For the millions of Hugging Face developers using their Inference API today, this integration makes it very easy to switch to a faster provider on these great open source models. Developers can login to SambaNova Cloud today and get their API Key, which they add to the new Inference Providers page as part of their billing. Alternatively, you can experience SambaNova’s fast inference speeds directly through Hugging Face’s Inference Client directly.
Once integrated, developers will be able to continue building in Gradio or with the Hugging Face inference Client as they have already been doing with minimal change to their code base. The only change that will be required is to add sambanova as the provider in the Inference Client.

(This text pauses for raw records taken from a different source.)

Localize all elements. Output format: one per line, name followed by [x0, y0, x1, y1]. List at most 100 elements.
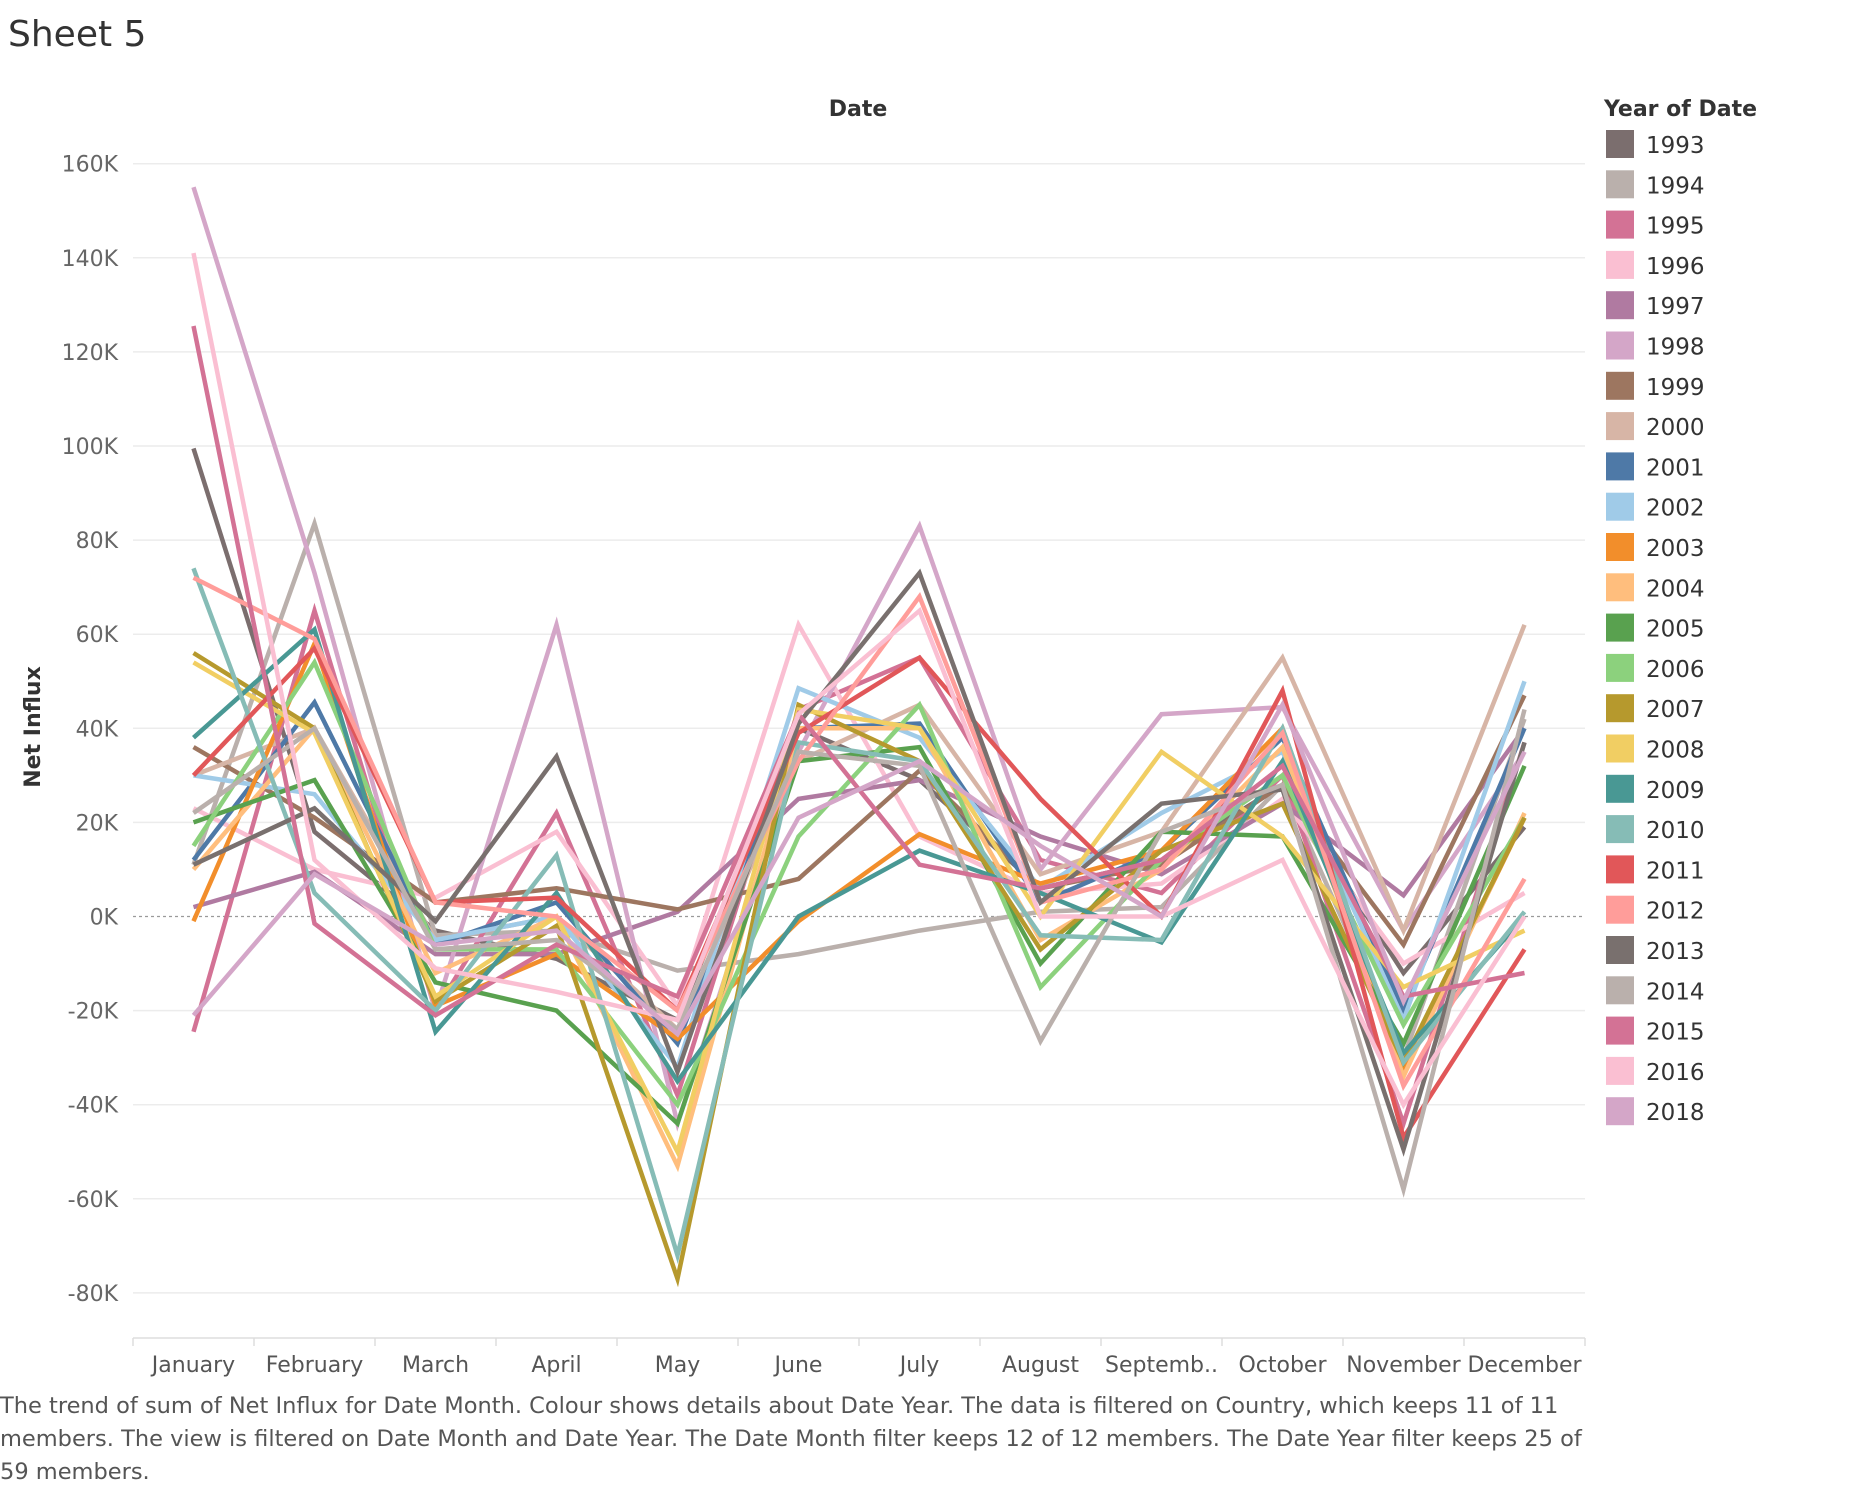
- legend-label: 2006: [1646, 657, 1705, 683]
- x-tick-label: December: [1467, 1353, 1582, 1378]
- legend-item-1997[interactable]: 1997: [1606, 291, 1705, 320]
- legend-swatch: [1606, 653, 1634, 682]
- series-line-2016[interactable]: [191, 252, 1527, 1110]
- legend-item-2013[interactable]: 2013: [1606, 936, 1705, 965]
- y-tick-label: 120K: [62, 341, 119, 366]
- legend-swatch: [1606, 1097, 1634, 1126]
- legend-item-2008[interactable]: 2008: [1606, 734, 1705, 764]
- legend-item-2003[interactable]: 2003: [1606, 533, 1705, 562]
- legend-swatch: [1606, 492, 1634, 521]
- legend-item-2000[interactable]: 2000: [1606, 412, 1705, 441]
- legend-item-2016[interactable]: 2016: [1606, 1056, 1705, 1086]
- legend-label: 2008: [1646, 738, 1705, 764]
- x-tick-label: February: [266, 1353, 364, 1378]
- x-tick-label: June: [773, 1353, 823, 1378]
- legend-label: 2012: [1646, 899, 1705, 925]
- legend-item-2007[interactable]: 2007: [1606, 694, 1705, 723]
- legend-swatch: [1606, 250, 1634, 279]
- legend-swatch: [1606, 291, 1634, 320]
- series-line-1998[interactable]: [191, 186, 1527, 1132]
- x-tick-label: August: [1002, 1353, 1079, 1378]
- legend-item-2005[interactable]: 2005: [1606, 613, 1705, 643]
- legend-label: 2014: [1646, 979, 1705, 1005]
- legend-item-2004[interactable]: 2004: [1606, 573, 1705, 602]
- x-tick-label: March: [402, 1353, 469, 1378]
- series-line-2014[interactable]: [192, 708, 1527, 1198]
- legend-title: Year of Date: [1603, 97, 1757, 122]
- legend-swatch: [1606, 734, 1634, 763]
- legend-swatch: [1606, 331, 1634, 360]
- legend-item-2014[interactable]: 2014: [1606, 976, 1705, 1005]
- series-line-2018[interactable]: [191, 699, 1527, 1038]
- legend-swatch: [1606, 855, 1634, 884]
- legend-item-1994[interactable]: 1994: [1606, 170, 1705, 199]
- legend-swatch: [1606, 1016, 1634, 1045]
- legend-item-2001[interactable]: 2001: [1606, 452, 1705, 481]
- x-tick-label: April: [531, 1353, 581, 1378]
- legend-item-1993[interactable]: 1993: [1606, 130, 1705, 159]
- legend-label: 1993: [1646, 133, 1705, 159]
- legend-label: 2007: [1646, 697, 1705, 723]
- legend-label: 2003: [1646, 536, 1705, 562]
- legend-item-1999[interactable]: 1999: [1606, 371, 1705, 401]
- legend-label: 1998: [1646, 335, 1705, 361]
- y-axis-title: Net Influx: [21, 666, 46, 788]
- y-tick-label: 40K: [76, 717, 119, 742]
- legend-swatch: [1606, 774, 1634, 803]
- y-tick-label: -80K: [68, 1282, 119, 1307]
- legend-label: 2009: [1646, 778, 1705, 804]
- legend-swatch: [1606, 694, 1634, 723]
- y-tick-label: 100K: [62, 435, 119, 460]
- legend-label: 2016: [1646, 1060, 1705, 1086]
- legend-label: 2018: [1646, 1100, 1705, 1126]
- legend-swatch: [1606, 815, 1634, 844]
- chart-caption: The trend of sum of Net Influx for Date …: [0, 1393, 1582, 1485]
- line-chart: Date Net Influx 160K 140K 120K 100K 80K 60K 40…: [21, 97, 1757, 1378]
- legend-label: 1997: [1646, 294, 1705, 320]
- x-axis: January February March April May June July Augu…: [132, 1337, 1586, 1378]
- x-tick-label: October: [1238, 1353, 1327, 1378]
- sheet-title: Sheet 5: [8, 14, 147, 55]
- legend-item-1996[interactable]: 1996: [1606, 250, 1705, 280]
- y-tick-label: 160K: [62, 153, 119, 178]
- column-header: Date: [829, 97, 888, 122]
- legend-swatch: [1606, 1056, 1634, 1085]
- legend-item-1995[interactable]: 1995: [1606, 210, 1705, 240]
- legend-label: 2001: [1646, 455, 1705, 481]
- legend-item-1998[interactable]: 1998: [1606, 331, 1705, 361]
- legend-item-2002[interactable]: 2002: [1606, 492, 1705, 522]
- legend-swatch: [1606, 936, 1634, 964]
- x-tick-label: May: [655, 1353, 700, 1378]
- legend-label: 2013: [1646, 939, 1705, 965]
- y-tick-label: 80K: [76, 529, 119, 554]
- legend-label: 2000: [1646, 415, 1705, 441]
- y-tick-label: 20K: [76, 811, 119, 836]
- legend-label: 2004: [1646, 576, 1705, 602]
- x-tick-label: November: [1346, 1353, 1461, 1378]
- y-tick-label: -20K: [68, 1000, 119, 1025]
- y-tick-label: 140K: [62, 247, 119, 272]
- series-line-2010[interactable]: [191, 567, 1527, 1264]
- legend-swatch: [1606, 613, 1634, 642]
- legend-item-2012[interactable]: 2012: [1606, 895, 1705, 925]
- legend-item-2006[interactable]: 2006: [1606, 653, 1705, 683]
- legend-swatch: [1606, 976, 1634, 1005]
- legend-swatch: [1606, 412, 1634, 441]
- legend: Year of Date 1993 1994 1995 1996 1997 1998 199…: [1603, 97, 1757, 1126]
- legend-swatch: [1606, 371, 1634, 400]
- series-line-2012[interactable]: [192, 575, 1527, 1092]
- legend-item-2018[interactable]: 2018: [1606, 1097, 1705, 1126]
- series-line-2009[interactable]: [192, 625, 1527, 1086]
- legend-item-2009[interactable]: 2009: [1606, 774, 1705, 804]
- legend-item-2015[interactable]: 2015: [1606, 1016, 1705, 1046]
- legend-swatch: [1606, 452, 1634, 481]
- legend-item-2010[interactable]: 2010: [1606, 815, 1705, 844]
- legend-label: 2011: [1646, 858, 1705, 884]
- series-line-2007[interactable]: [192, 651, 1527, 1288]
- legend-item-2011[interactable]: 2011: [1606, 855, 1705, 884]
- x-tick-label: July: [898, 1353, 940, 1378]
- legend-swatch: [1606, 573, 1634, 602]
- legend-swatch: [1606, 170, 1634, 199]
- series-lines: [191, 186, 1527, 1288]
- legend-label: 1999: [1646, 375, 1705, 401]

Read more about the integration in their documentation.
Fast and accurate AI inference is crucial in a wide range of applications, especially as the demand for more tokens at inference increases with test-time compute and Agentic AI. Open source models make it possible for SambaNova to optimize these models against the RDU and provide developers with fast and accurate inference at 10x the speed.
“We are excited to partner with SambaNova and bring faster inference on Open Source models directly to our developer community” - Julien Chaumond, CTO Hugging Face
To try it out, head over to any of the model cards on Hugging Face that SambaNova Cloud already supports. For example, you can try Llama 3.3 70B. Choose SambaNova as a provider and experience the fast inference directly through Hugging Face.